Hayvanlara eziyet eden kişilerin ruhsal durumunu değerlendiren psikiyatr Prof. Dr. Arif Verimli, Erzincan’da kediye işkence eden kişinin kadınlarla ilgili çözümlenmemiş ‘ağır cinsel travması’ olabileceğini belirtti.
Verimli’nin anlattığı psikanaliz bulgularına göre göre kediye yapılan işkence kadın ve kadın cinselliğini sembolize ediyor. Hayvanlara karşı bu tür şiddet eğiliminde olan kişiler kadına karşı şiddete de meyilli ve bu davranışın altında psikiyatrik bozukluklar ya da kişilik bozuklukları bulunuyor.
‘Şiddet kartopu gibidir’
Toplumun yüzde 4 ya da 5’inde problemini şiddetle çözme eğilimi olduğunu belirten Verimli, “Şiddet kartopu gibidir. Bir kere çiçek yolan, dal kıran kişiler daha sonra kediye işkence etmeye başlar. Sonra annesine, kız kardeşine, sevgilisine ve eşine şiddet uygular ve acı vermenin dozu arttıkça öldürmek bile sıradan bir eylem haline dönüşür” dedi.

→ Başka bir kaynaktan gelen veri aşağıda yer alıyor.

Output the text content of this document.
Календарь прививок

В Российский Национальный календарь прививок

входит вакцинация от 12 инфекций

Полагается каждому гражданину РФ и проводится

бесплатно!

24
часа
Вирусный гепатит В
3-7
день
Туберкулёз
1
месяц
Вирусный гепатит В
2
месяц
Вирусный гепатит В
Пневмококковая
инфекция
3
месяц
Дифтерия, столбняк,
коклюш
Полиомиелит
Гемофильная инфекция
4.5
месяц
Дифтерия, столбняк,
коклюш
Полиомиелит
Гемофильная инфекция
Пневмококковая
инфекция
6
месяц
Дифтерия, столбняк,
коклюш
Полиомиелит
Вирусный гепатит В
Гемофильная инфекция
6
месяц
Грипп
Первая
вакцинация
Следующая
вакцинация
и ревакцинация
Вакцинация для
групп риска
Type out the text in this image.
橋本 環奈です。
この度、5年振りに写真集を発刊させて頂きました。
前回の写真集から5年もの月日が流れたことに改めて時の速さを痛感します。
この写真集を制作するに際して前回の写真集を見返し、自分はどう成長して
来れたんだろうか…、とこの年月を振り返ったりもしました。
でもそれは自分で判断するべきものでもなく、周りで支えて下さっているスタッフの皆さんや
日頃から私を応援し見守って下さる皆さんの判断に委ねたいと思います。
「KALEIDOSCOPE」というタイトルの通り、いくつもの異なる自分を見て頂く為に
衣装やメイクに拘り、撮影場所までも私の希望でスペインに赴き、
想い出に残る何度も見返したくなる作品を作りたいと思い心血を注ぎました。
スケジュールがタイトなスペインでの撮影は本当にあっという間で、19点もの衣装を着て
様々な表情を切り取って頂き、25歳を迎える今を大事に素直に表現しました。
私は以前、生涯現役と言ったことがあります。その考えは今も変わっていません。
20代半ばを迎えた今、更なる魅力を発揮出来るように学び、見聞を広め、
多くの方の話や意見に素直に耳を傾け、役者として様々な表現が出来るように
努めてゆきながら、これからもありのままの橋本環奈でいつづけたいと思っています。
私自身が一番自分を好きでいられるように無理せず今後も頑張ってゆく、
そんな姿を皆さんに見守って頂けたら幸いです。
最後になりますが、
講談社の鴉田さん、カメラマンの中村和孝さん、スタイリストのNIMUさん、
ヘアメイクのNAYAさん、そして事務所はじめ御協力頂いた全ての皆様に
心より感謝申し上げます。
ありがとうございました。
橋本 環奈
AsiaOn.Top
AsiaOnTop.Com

Hayvanlara işkence etmenin psikanalizde yer alan sembol ve rüya yorumlarında anlamları olduğunu da belirten Verimli şunları söyledi: “Özellikle psikanalizde sembol ve rüya yorumlarında kedi, kadın ve kadın cinselliğini sembolize eder. Bu sebeple kedi örneğinden yola çıkarsak, kediye işkence eden bir kişinin ağır cinsel travmaları olma ihtimalini, kadın düşmanı olabileceğini, cinsel takıntıları olabileceğini, bilinçaltında annesiyle ciddi anlamda uzlaşamamış bir bağlanma ve ayrılma sorunu yaşamış olduğu ihtimalini düşündürüyor. Bu kişinin bir kadınla ilgili çözümlenememiş bir cinsel ve travmatik sorunu olduğu düşünülebilir.”
‘Ağır ceza almalı’
Bu tarz eylemleri yapanların hem ağır ceza alması gerektiğini hem de cezasını çekerken ruhsal tedavi görmesi gerektiğini belirten Verimli, “Şiddet davranışı küçük yaşta aile tarafından fark edilerek eğitim ve tedaviyle değiştirilebilir. Ancak önemsenmez ve önlem alınmazsa kronik bir davranış haline gelebilir. Hayvanlara dönük her türlü dayak, eziyet, tecavüz ve darp ağır bir ruhsal tablonun sonucudur” dedi.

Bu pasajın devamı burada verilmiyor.